È scomparso Paolo Palmieri, da sempre impegnato per migliorare la qualità della vita delle persone più in difficoltà, contro tutte le discriminazioni e contro ogni forma di barriera. Un vero “combattente”, che da anni aveva ingaggiato una battaglia con le istituzioni inadempienti per il superamento delle barriere architettoniche a Mondragone e per il diritto di tutti a poter vivere una vita dignitosa.

Paolo aveva voluto dare il proprio importante contributo anche all’esperienza di Mondragone Bene Comune e con l’AMBC continuava ad impegnarsi con passione per l’ambiente, l’inclusione, la “buona Politica” e la corretta amministrazione.

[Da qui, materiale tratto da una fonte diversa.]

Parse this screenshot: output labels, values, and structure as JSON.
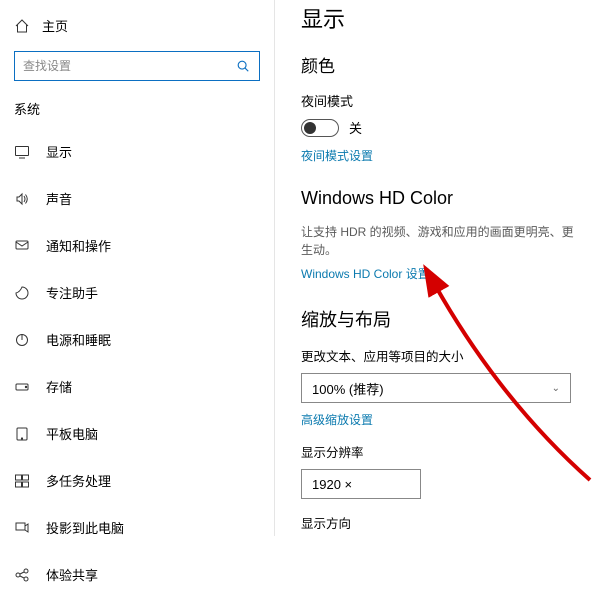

Tifoso incallito dell’amato Napoli, era stato un talentuoso portiere di calcio in gioventù a Mondragone, mentre studiava tra Sessa Aurunca (al Liceo classico “A. Nifo”) e Napoli (alla facoltà di Giurisprudenza), prima di trasferirsi per lunghi decenni a Casnigo, in provincia di Bergamo, come brillante (e rimpianto) Segretario comunale e competente Assessore municipale.

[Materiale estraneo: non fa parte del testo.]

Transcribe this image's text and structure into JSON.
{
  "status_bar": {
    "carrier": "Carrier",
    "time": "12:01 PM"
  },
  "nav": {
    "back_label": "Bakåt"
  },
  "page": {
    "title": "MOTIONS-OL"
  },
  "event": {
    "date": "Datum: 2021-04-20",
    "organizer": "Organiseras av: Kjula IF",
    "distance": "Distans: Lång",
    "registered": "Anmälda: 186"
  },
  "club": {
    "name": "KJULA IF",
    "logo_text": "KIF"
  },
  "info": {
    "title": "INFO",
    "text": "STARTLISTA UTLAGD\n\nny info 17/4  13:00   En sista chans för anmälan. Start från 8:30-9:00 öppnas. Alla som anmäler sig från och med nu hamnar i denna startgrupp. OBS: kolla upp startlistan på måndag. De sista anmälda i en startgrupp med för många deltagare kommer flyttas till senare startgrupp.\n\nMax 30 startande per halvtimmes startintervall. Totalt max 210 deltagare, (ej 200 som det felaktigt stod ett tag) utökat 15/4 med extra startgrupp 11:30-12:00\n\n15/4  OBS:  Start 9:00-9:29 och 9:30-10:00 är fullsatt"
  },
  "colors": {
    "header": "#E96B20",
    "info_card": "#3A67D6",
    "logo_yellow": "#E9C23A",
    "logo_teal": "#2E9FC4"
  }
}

Paolo ci ha insegnato l’autonomia, l’autostima e l’autodeterminazione ed è stato un ammirevole esempio di civismo, che sapeva intrecciare sapientemente passione e competenza (competenza nell’analisi politica e nelle proposte di azione, conoscenza tecnica, sensibilità verso le persone). Un esempio che dovremmo cercare di non disperdere. Un’eredità che ha valore soprattutto di questi tempi.

Alla moglie, alla figlia e ai nipoti, l’affetto e la vicinanza dell’AMBC.